Pommers Feierabend

Der Mann, dem die Endoskop-Patienten vertrauen

Pommer am Abend
27.09.2022 15:14

Einen schönen Dienstagabend.

Dass Alexander Van der Bellen den Wahlkampf bis zu seinem Einzug in die Hofburg, dem nie ein Auszug vorangegangen ist, auf der sprichwörtlichen linken Backe absitzen wird, war nie so klar wie in jenem Moment, als der Bundespräsident jüngst einen Unterstützer aus dem Hut zauberte, der es schon von Berufswegen gewohnt ist, den Österreichern Feuer unter dem Hintern zu machen. Gestern Abend ging auf Van der Bellens Wahl-Twitterkonto ein Bekennervideo online, in dem Dr. Siegfried Meryn ganz offen für Van der Bellen wirbt. Dr.
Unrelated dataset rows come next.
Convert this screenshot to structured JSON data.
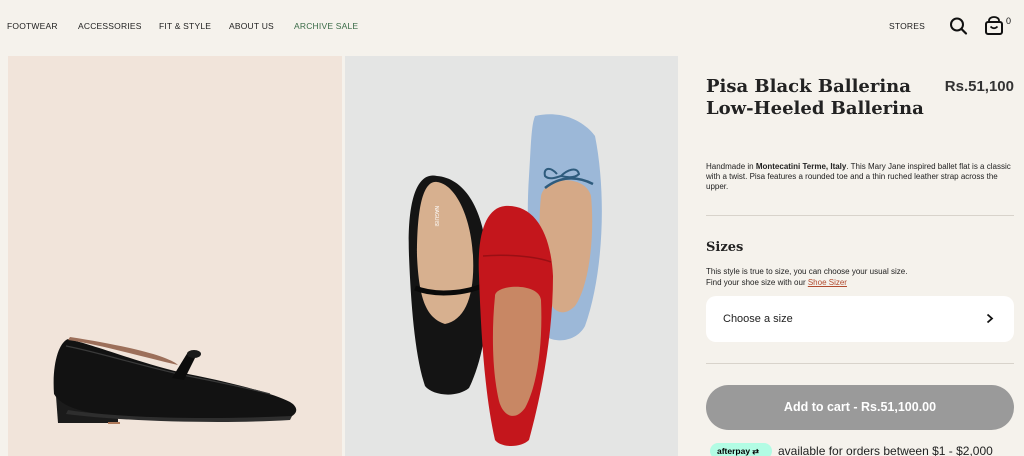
{
  "nav": {
    "items": [
      "FOOTWEAR",
      "ACCESSORIES",
      "FIT & STYLE",
      "ABOUT US",
      "ARCHIVE SALE"
    ],
    "stores": "STORES",
    "cart_count": "0"
  },
  "product": {
    "title": "Pisa Black Ballerina Low-Heeled Ballerina",
    "price": "Rs.51,100",
    "desc_prefix": "Handmade in ",
    "desc_place": "Montecatini Terme, Italy",
    "desc_suffix": ". This Mary Jane inspired ballet flat is a classic with a twist. Pisa features a rounded toe and a thin ruched leather strap across the upper.",
    "brand_mark": "NAGUISI"
  },
  "sizes": {
    "heading": "Sizes",
    "note_line1": "This style is true to size, you can choose your usual size.",
    "note_line2": "Find your shoe size with our ",
    "sizer_link": "Shoe Sizer",
    "select_label": "Choose a size"
  },
  "cart": {
    "button_label": "Add to cart - Rs.51,100.00"
  },
  "afterpay": {
    "badge": "afterpay",
    "text": "available for orders between $1 - $2,000"
  },
  "colors": {
    "accent_sale": "#3a6b47",
    "link": "#b14b2f",
    "button": "#9a9a9a",
    "afterpay": "#b2fce4"
  }
}
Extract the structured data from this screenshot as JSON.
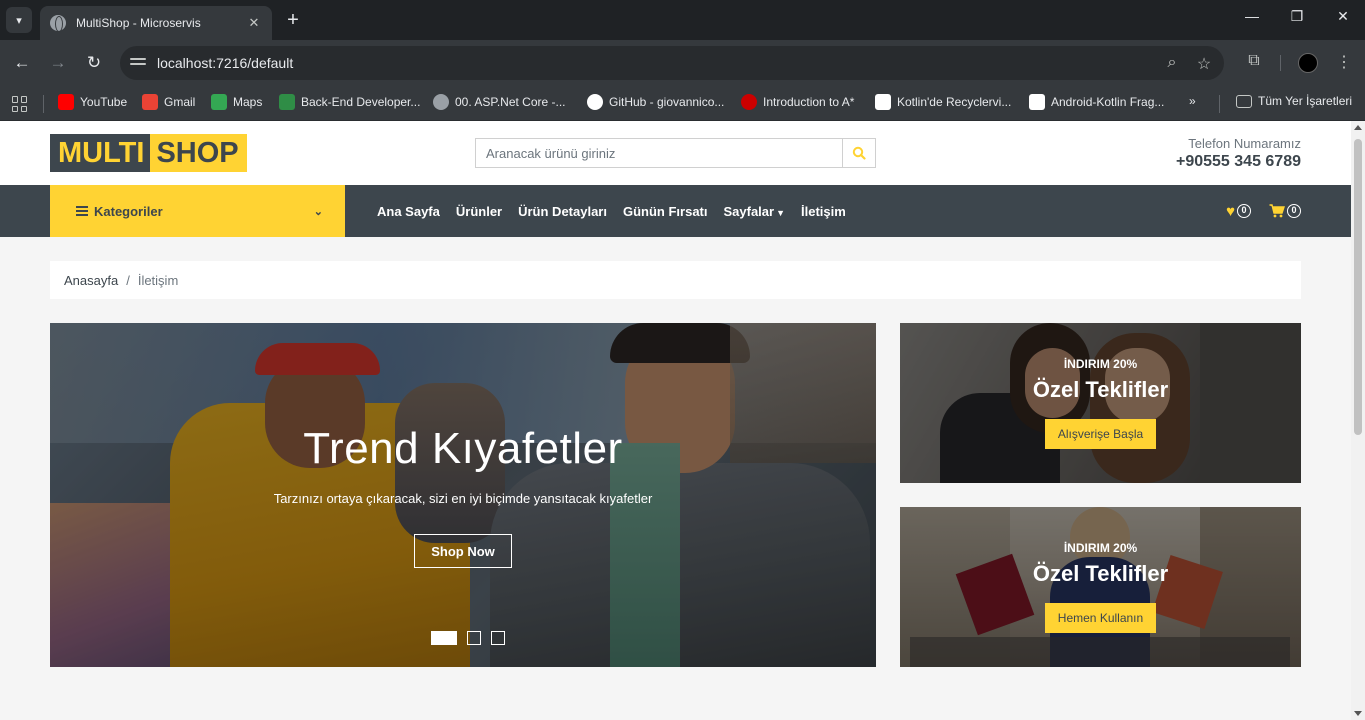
{
  "browser": {
    "tab_title": "MultiShop - Microservis",
    "url": "localhost:7216/default",
    "bookmarks": [
      {
        "label": "YouTube",
        "color": "#ff0000"
      },
      {
        "label": "Gmail",
        "color": "#ea4335"
      },
      {
        "label": "Maps",
        "color": "#34a853"
      },
      {
        "label": "Back-End Developer...",
        "color": "#2f8d46"
      },
      {
        "label": "00. ASP.Net Core -...",
        "color": "#9aa0a6"
      },
      {
        "label": "GitHub - giovannico...",
        "color": "#ffffff"
      },
      {
        "label": "Introduction to A*",
        "color": "#cc0000"
      },
      {
        "label": "Kotlin'de Recyclervi...",
        "color": "#ffffff"
      },
      {
        "label": "Android-Kotlin Frag...",
        "color": "#ffffff"
      }
    ],
    "all_bookmarks": "Tüm Yer İşaretleri"
  },
  "header": {
    "logo_part1": "MULTI",
    "logo_part2": "SHOP",
    "search_placeholder": "Aranacak ürünü giriniz",
    "phone_label": "Telefon Numaramız",
    "phone_number": "+90555 345 6789"
  },
  "nav": {
    "categories_label": "Kategoriler",
    "links": {
      "home": "Ana Sayfa",
      "products": "Ürünler",
      "product_details": "Ürün Detayları",
      "deal": "Günün Fırsatı",
      "pages": "Sayfalar",
      "contact": "İletişim"
    },
    "wishlist_count": "0",
    "cart_count": "0"
  },
  "breadcrumb": {
    "home": "Anasayfa",
    "separator": "/",
    "current": "İletişim"
  },
  "hero": {
    "title": "Trend Kıyafetler",
    "subtitle": "Tarzınızı ortaya çıkaracak, sizi en iyi biçimde yansıtacak kıyafetler",
    "button": "Shop Now",
    "active_slide": 1,
    "slide_count": 3
  },
  "offers": [
    {
      "discount": "İNDIRIM 20%",
      "title": "Özel Teklifler",
      "button": "Alışverişe Başla"
    },
    {
      "discount": "İNDIRIM 20%",
      "title": "Özel Teklifler",
      "button": "Hemen Kullanın"
    }
  ],
  "colors": {
    "accent": "#ffd333",
    "dark": "#3d464d",
    "page_bg": "#f5f5f5"
  }
}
Meryn scheint vor und hinter der Kamera ein Experte zu sein, denn er diskutiert in einer Art ORF-Sprechstunde mit Fachleuten aus der Medizin und ist zugleich ein Meister der Endoskopie. Ein Mann für Hirn und Bauchhirn also, der trotz allem nicht der ideale Wahlhelfer ist, denn wenn jemand aus geschäftlichen Gründen den Tunnelblick perfektioniert hat, dann wohl er.

Dr. Meryn steht mit blütenweißem Arztkittel, aber ohne Stethoskop, vor einer der Kameras, die in seiner Ordination ja zuhauf herumliegen, und erinnert mich frappant an den Fernseharzt der Dr.-Best-Werbung aus dem Jahr 1989. Die klügere Zahnbürste gibt nach, Sie haben es vielleicht noch vor Ihrem geistigen Auge, Prof. Best ist der Paradeiser-Sadist aus dem Fernsehen, der Fruchtgemüse vor laufender Kamera mit seinen Bürsten traktiert. Die alten reißen Wunden in das Fruchtfleisch, die Paradeiser platzen auf, bluten, die mit der flexiblen Federung sind zärtlich, schonend, zumindest zur Pflanzenart aus der Familie der Nachtschattengewächse. Ich war ein Kind, und die Werbung machte mir Angst. Ein falscher Druck mit der Zahnbürste, und ich würde im Badezimmer verbluten, Paradeiser auf dem Speiseteller sahen plötzlich aus wie extrahiertes Zahnfleisch, Ketchup wie eine schlimme Entzündung des Halteapparates. Widerlich. Das Trauma habe ich mittlerweile überwunden, dennoch bleibt bei Dr. Meryn die Assoziation mit einem älteren Mann, der im Fernsehen fürs Verbiegen wirbt. Auch nicht ideal für den Bundespräsidenten.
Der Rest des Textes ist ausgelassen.